TLDR: Ein Unternehmen ist in Frankreich steuerpflichtig, wenn es dort eine regelmäßige gewerbliche Tätigkeit ausübt, über eine betriebliche Niederlassung verfügt oder Immobilientransaktionen durchführt – selbst ohne dauerhafte physische Präsenz. Für EU-/EWR-Unternehmen gelten spezifische Regelungen.
Regelmäßige gewerbliche Tätigkeit
Ein ausländisches Unternehmen unterliegt in Frankreich der Körperschaftsteuer (IS), wenn es auf französischem Staatsgebiet eine regelmäßige gewerbliche Tätigkeit ausübt. Dazu zählen wiederholte oder organisierte Vorgänge wie:
- Werbeaufträge von französischen Kunden
- Finanztransaktionen (Darlehensvergabe, Bürgschaften)
Betriebliche Niederlassung
Die Existenz einer betrieblchen Niederlassung in Frankreich – etwa einer Zweigniederlassung, eines Büros oder eines Betriebsstätten – macht ein ausländisches Unternehmen steuerpflichtig. Dazu gehören auch feste Geschäftsorte, an denen das Unternehmen ganz oder teilweise tätig ist.
Immobilientransaktionen
Ein ausländisches Unternehmen, das in Frankreich gewerbliche oder Wohnimmobilien besitzt und vermietet, unterliegt der IS auf Mieteinnahmen – unabhängig von einer regelmäßigen gewerblichen Tätigkeit oder einer betrieblichen Niederlassung.
EU-/EWR-Unternehmen
Unternehmen mit Sitz in der Europäischen Union (EU) oder im Europäischen Wirtschaftsraum (EWR) können die fiktive Gewinnausschüttung vermeiden, wenn sie:
- in ihrem Sitzland tatsächlich besteuert werden,
- die Gewinne in Frankreich reinvestieren.

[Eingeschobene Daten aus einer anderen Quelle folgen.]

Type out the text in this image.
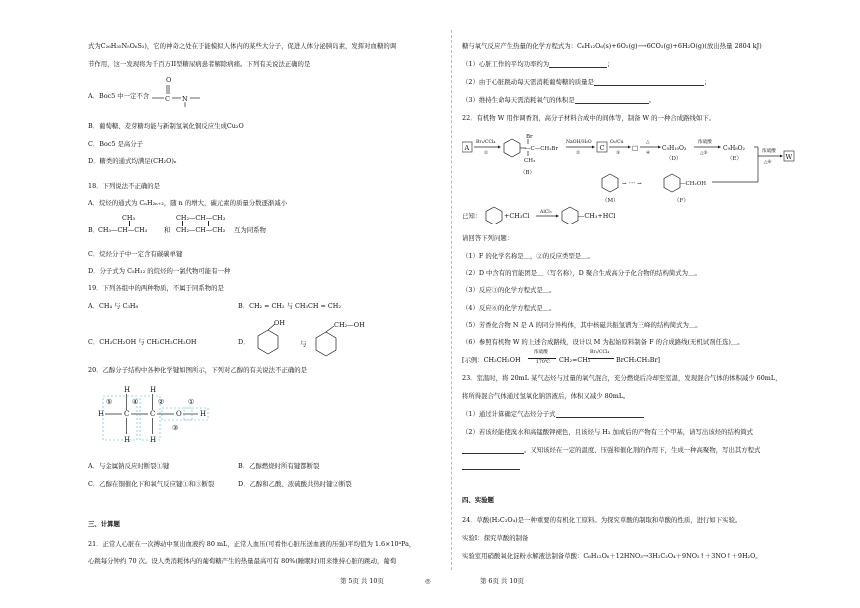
式为C₂₆H₃₅N₅O₆S₂)，它的神奇之处在于能模拟人体内的某些大分子，促进人体分泌胰岛素，发挥对血糖的调
节作用，这一发现将为千百万II型糖尿病患者解除病痛。下列有关说法正确的是
A．Boc5 中一定不含
O
C N
B．葡萄糖、麦芽糖均能与新制氢氧化铜反应生成Cu₂O
C．Boc5 是高分子
D．糖类的通式均满足(CH₂O)ₙ
18．下列说法不正确的是
A．烷烃的通式为 CₙH₂ₙ₊₂，随 n 的增大，碳元素的质量分数逐渐减小
B．
CH₃
CH₃—CH—CH₃	和
CH₂—CH—CH₃
CH₂—CH—CH₂ 互为同系物
C．烷烃分子中一定含有碳碳单键
D．分子式为 C₅H₁₂ 的烷烃的一氯代物可能有一种
19．下列各组中的两种物质，不属于同系物的是
A．CH₄ 与 C₃H₈	B．CH₂ = CH₂ 与 CH₃CH = CH₂
C．CH₃CH₂OH 与 CH₃CH₂CH₂OH	D．
OH
与
CH₂—OH
20．乙醇分子结构中各种化学键如图所示，下列对乙醇的有关说法不正确的是
H	H
H	C	C	O	H
H	H
⑤	④	②	①
③
A．与金属钠反应时断裂①键	B．乙醇燃烧时所有键都断裂
C．乙醇在铜催化下和氧气反应键①和③断裂	D．乙醇和乙酸、浓硫酸共热时键②断裂
三、计算题
21．正常人心脏在一次搏动中泵出血液约 80 mL，正常人血压(可看作心脏压送血液的压强)平均值为 1.6×10⁴Pa，
心跳每分钟约 70 次。设人类消耗体内的葡萄糖产生的热量最高可有 80%(睡眠时)用来维持心脏的跳动，葡萄
糖与氧气反应产生热量的化学方程式为：C₆H₁₂O₆(s)+6O₂(g)⟶6CO₂(g)+6H₂O(g)(放出热量 2804 kJ)
（1）心脏工作的平均功率约为	；
（2）由于心脏跳动每天需消耗葡萄糖的质量是	；
（3）维持生命每天需消耗氧气的体积是	。
22．有机物 W 用作调香剂，高分子材料合成中的间体等，制备 W 的一种合成路线如下。
A
Br₂/CCl₄
①
Br
—C—CH₂Br
CH₃
（B）
NaOH/H₂O
②
C
O₂/Cu
③
□
△
④
C₉H₁₀O₃
（D）
浓硫酸
△⑤
C₉H₈O₂
（E）
浓硫酸
△⑥
W
（M）
→ ···· →	—CH₂OH
（F）
已知：	+CH₃Cl AlCl₃	—CH₃+HCl
请回答下列问题：
（1）F 的化学名称是＿，②的反应类型是＿。
（2）D 中含有的官能团是＿（写名称），D 聚合生成高分子化合物的结构简式为＿。
（3）反应③的化学方程式是＿。
（4）反应⑥的化学方程式是＿。
（5）芳香化合物 N 是 A 的同分异构体，其中核磁共振氢谱为三峰的结构简式为＿。
（6）参照有机物 W 的上述合成路线，设计以 M 为起始原料制备 F 的合成路线(无机试剂任选)＿。
[示例：CH₃CH₂OH
浓硫酸
170℃ CH₂=CH₂
Br₂/CCl₄
BrCH₂CH₂Br]
23．室温时，将 20mL 某气态烃与过量的氧气混合，充分燃烧后冷却至室温，发现混合气体的体积减少 60mL，
将所得混合气体通过氢氧化钠溶液后，体积又减少 80mL。
（1）通过计算确定气态烃分子式
（2）若该烃能使溴水和高锰酸钾褪色，且该烃与 H₂ 加成后的产物有三个甲基，请写出该烃的结构简式
。又知该烃在一定的温度、压强和催化剂的作用下，生成一种高聚物，写出其方程式
四、实验题
24．草酸(H₂C₂O₄)是一种重要的有机化工原料。为探究草酸的制取和草酸的性质，进行如下实验。
实验Ⅰ：探究草酸的制备
实验室用硝酸氧化淀粉水解液法制备草酸：C₆H₁₂O₆＋12HNO₃→3H₂C₂O₄＋9NO₂↑＋3NO↑＋9H₂O。
第 5页 共 10页	◎	第 6页 共 10页
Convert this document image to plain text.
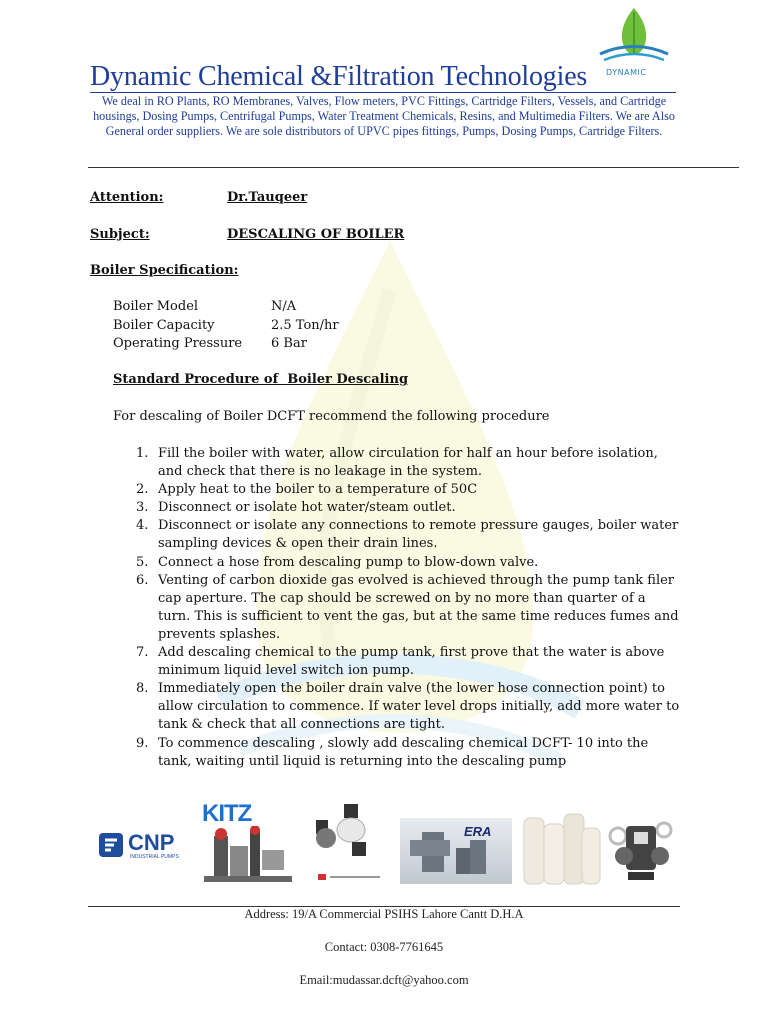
DYNAMIC
Dynamic Chemical &Filtration Technologies
We deal in RO Plants, RO Membranes, Valves, Flow meters, PVC Fittings, Cartridge Filters, Vessels, and Cartridge housings, Dosing Pumps, Centrifugal Pumps, Water Treatment Chemicals, Resins, and Multimedia Filters. We are Also General order suppliers. We are sole distributors of UPVC pipes fittings, Pumps, Dosing Pumps, Cartridge Filters.
Attention:	Dr.Tauqeer
Subject:	DESCALING OF BOILER
Boiler Specification:
Boiler Model	N/A
Boiler Capacity	2.5 Ton/hr
Operating Pressure 6 Bar
Standard Procedure of  Boiler Descaling
For descaling of Boiler DCFT recommend the following procedure
1. Fill the boiler with water, allow circulation for half an hour before isolation, and check that there is no leakage in the system.
2. Apply heat to the boiler to a temperature of 50C
3. Disconnect or isolate hot water/steam outlet.
4. Disconnect or isolate any connections to remote pressure gauges, boiler water sampling devices & open their drain lines.
5. Connect a hose from descaling pump to blow-down valve.
6. Venting of carbon dioxide gas evolved is achieved through the pump tank filer cap aperture. The cap should be screwed on by no more than quarter of a turn. This is sufficient to vent the gas, but at the same time reduces fumes and prevents splashes.
7. Add descaling chemical to the pump tank, first prove that the water is above minimum liquid level switch ion pump.
8. Immediately open the boiler drain valve (the lower hose connection point) to allow circulation to commence. If water level drops initially, add more water to tank & check that all connections are tight.
9. To commence descaling , slowly add descaling chemical DCFT- 10 into the tank, waiting until liquid is returning into the descaling pump
CNP
INDUSTRIAL PUMPS
KITZ
ERA
Address: 19/A Commercial PSIHS Lahore Cantt D.H.A
Contact: 0308-7761645
Email:mudassar.dcft@yahoo.com
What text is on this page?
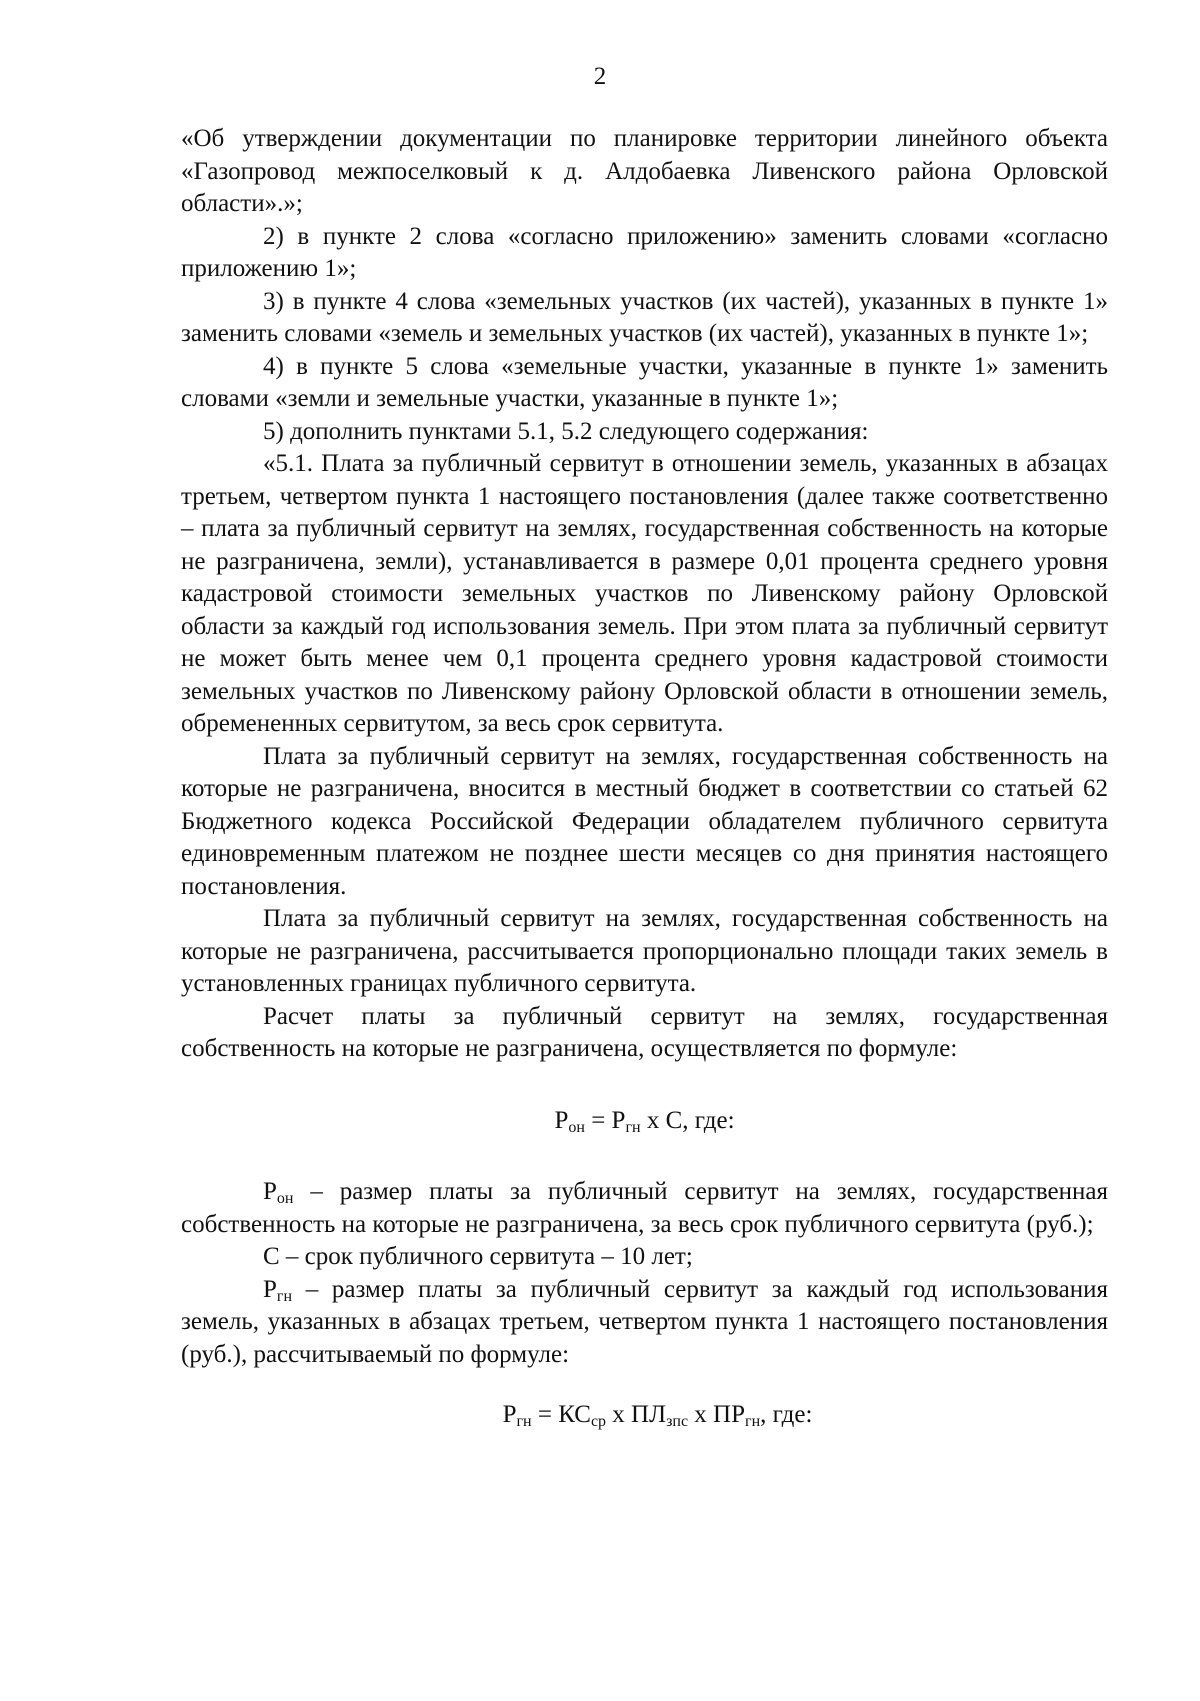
2

«Об утверждении документации по планировке территории линейного объекта «Газопровод межпоселковый к д. Алдобаевка Ливенского района Орловской области».»;

2) в пункте 2 слова «согласно приложению» заменить словами «согласно приложению 1»;

3) в пункте 4 слова «земельных участков (их частей), указанных в пункте 1» заменить словами «земель и земельных участков (их частей), указанных в пункте 1»;

4) в пункте 5 слова «земельные участки, указанные в пункте 1» заменить словами «земли и земельные участки, указанные в пункте 1»;

5) дополнить пунктами 5.1, 5.2 следующего содержания:

«5.1. Плата за публичный сервитут в отношении земель, указанных в абзацах третьем, четвертом пункта 1 настоящего постановления (далее также соответственно – плата за публичный сервитут на землях, государственная собственность на которые не разграничена, земли), устанавливается в размере 0,01 процента среднего уровня кадастровой стоимости земельных участков по Ливенскому району Орловской области за каждый год использования земель. При этом плата за публичный сервитут не может быть менее чем 0,1 процента среднего уровня кадастровой стоимости земельных участков по Ливенскому району Орловской области в отношении земель, обремененных сервитутом, за весь срок сервитута.

Плата за публичный сервитут на землях, государственная собственность на которые не разграничена, вносится в местный бюджет в соответствии со статьей 62 Бюджетного кодекса Российской Федерации обладателем публичного сервитута единовременным платежом не позднее шести месяцев со дня принятия настоящего постановления.

Плата за публичный сервитут на землях, государственная собственность на которые не разграничена, рассчитывается пропорционально площади таких земель в установленных границах публичного сервитута.

Расчет платы за публичный сервитут на землях, государственная собственность на которые не разграничена, осуществляется по формуле:

$Р_{он} = Р_{гн}$ х С, где:

$Р_{он}$ – размер платы за публичный сервитут на землях, государственная собственность на которые не разграничена, за весь срок публичного сервитута (руб.);

С – срок публичного сервитута – 10 лет;

$Р_{гн}$ – размер платы за публичный сервитут за каждый год использования земель, указанных в абзацах третьем, четвертом пункта 1 настоящего постановления (руб.), рассчитываемый по формуле:

$Р_{гн} = КС_{ср}$ х $ПЛ_{зпс}$ х $ПР_{гн}$, где:
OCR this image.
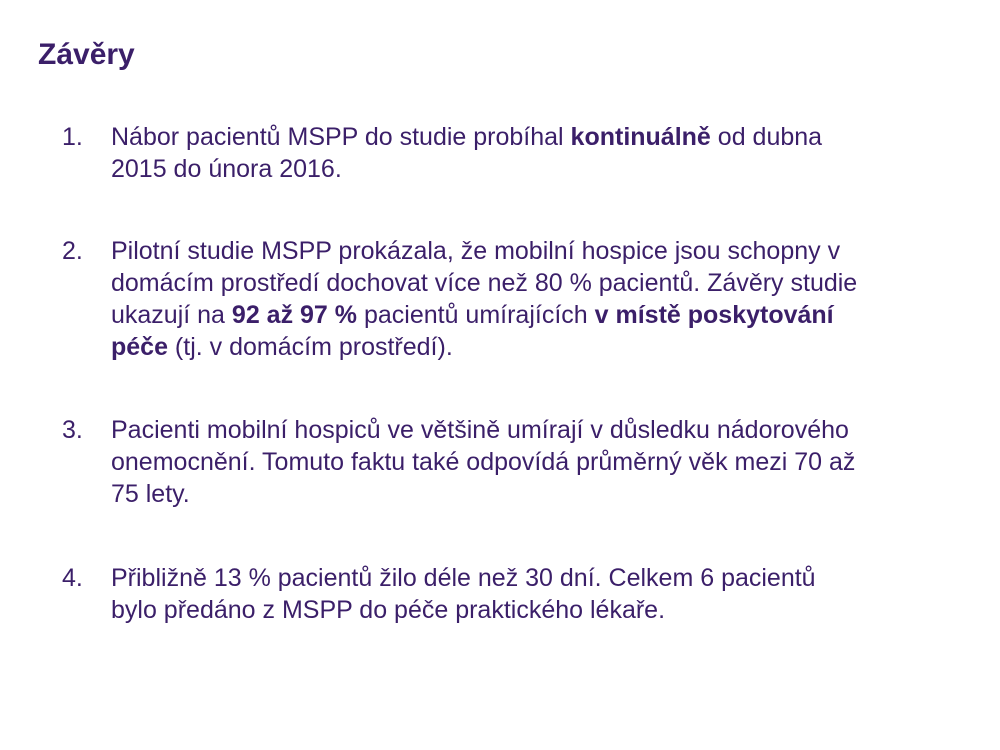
Závěry
1. Nábor pacientů MSPP do studie probíhal kontinuálně od dubna
2015 do února 2016.

2. Pilotní studie MSPP prokázala, že mobilní hospice jsou schopny v
domácím prostředí dochovat více než 80 % pacientů. Závěry studie
ukazují na 92 až 97 % pacientů umírajících v místě poskytování
péče (tj. v domácím prostředí).

3. Pacienti mobilní hospiců ve většině umírají v důsledku nádorového
onemocnění. Tomuto faktu také odpovídá průměrný věk mezi 70 až
75 lety.

4. Přibližně 13 % pacientů žilo déle než 30 dní. Celkem 6 pacientů
bylo předáno z MSPP do péče praktického lékaře.
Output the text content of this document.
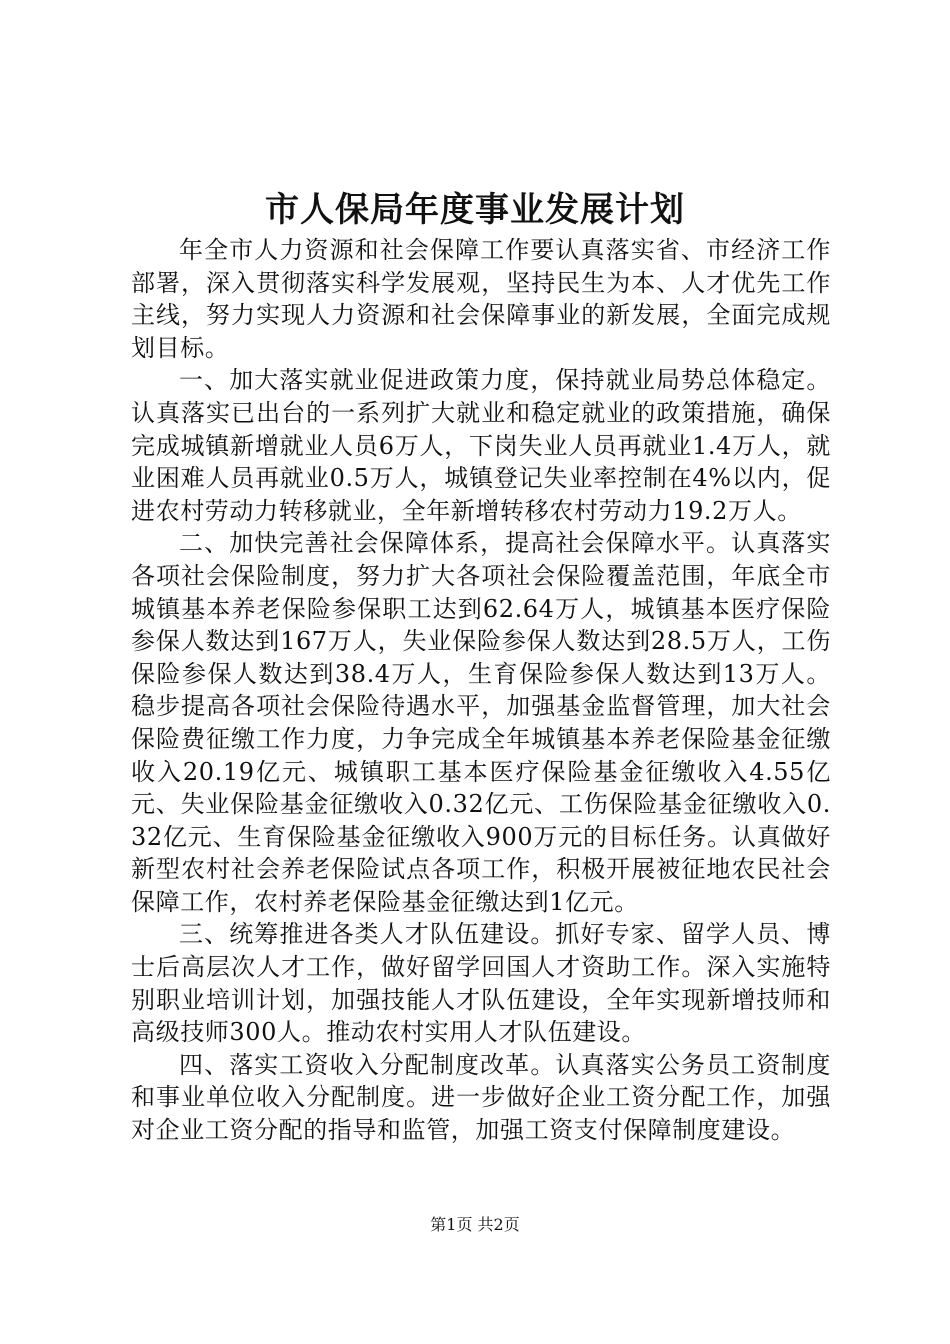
市人保局年度事业发展计划

年全市人力资源和社会保障工作要认真落实省、市经济工作部署，深入贯彻落实科学发展观，坚持民生为本、人才优先工作主线，努力实现人力资源和社会保障事业的新发展，全面完成规划目标。

一、加大落实就业促进政策力度，保持就业局势总体稳定。认真落实已出台的一系列扩大就业和稳定就业的政策措施，确保完成城镇新增就业人员6万人，下岗失业人员再就业1.4万人，就业困难人员再就业0.5万人，城镇登记失业率控制在4%以内，促进农村劳动力转移就业，全年新增转移农村劳动力19.2万人。

二、加快完善社会保障体系，提高社会保障水平。认真落实各项社会保险制度，努力扩大各项社会保险覆盖范围，年底全市城镇基本养老保险参保职工达到62.64万人，城镇基本医疗保险参保人数达到167万人，失业保险参保人数达到28.5万人，工伤保险参保人数达到38.4万人，生育保险参保人数达到13万人。稳步提高各项社会保险待遇水平，加强基金监督管理，加大社会保险费征缴工作力度，力争完成全年城镇基本养老保险基金征缴收入20.19亿元、城镇职工基本医疗保险基金征缴收入4.55亿元、失业保险基金征缴收入0.32亿元、工伤保险基金征缴收入0.32亿元、生育保险基金征缴收入900万元的目标任务。认真做好新型农村社会养老保险试点各项工作，积极开展被征地农民社会保障工作，农村养老保险基金征缴达到1亿元。

三、统筹推进各类人才队伍建设。抓好专家、留学人员、博士后高层次人才工作，做好留学回国人才资助工作。深入实施特别职业培训计划，加强技能人才队伍建设，全年实现新增技师和高级技师300人。推动农村实用人才队伍建设。

四、落实工资收入分配制度改革。认真落实公务员工资制度和事业单位收入分配制度。进一步做好企业工资分配工作，加强对企业工资分配的指导和监管，加强工资支付保障制度建设。

第1页 共2页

Ausnahmen und Einschränkungen
Intragruppen-Finanztransaktionen (z. B. Zinsen oder Lizenzgebühren, die eine französische Zweigniederlassung an die ausländische Muttergesellschaft zahlt) sind nicht abzugsfähig, wenn sie aus dem Eigenkapital des ausländischen Unternehmens stammen.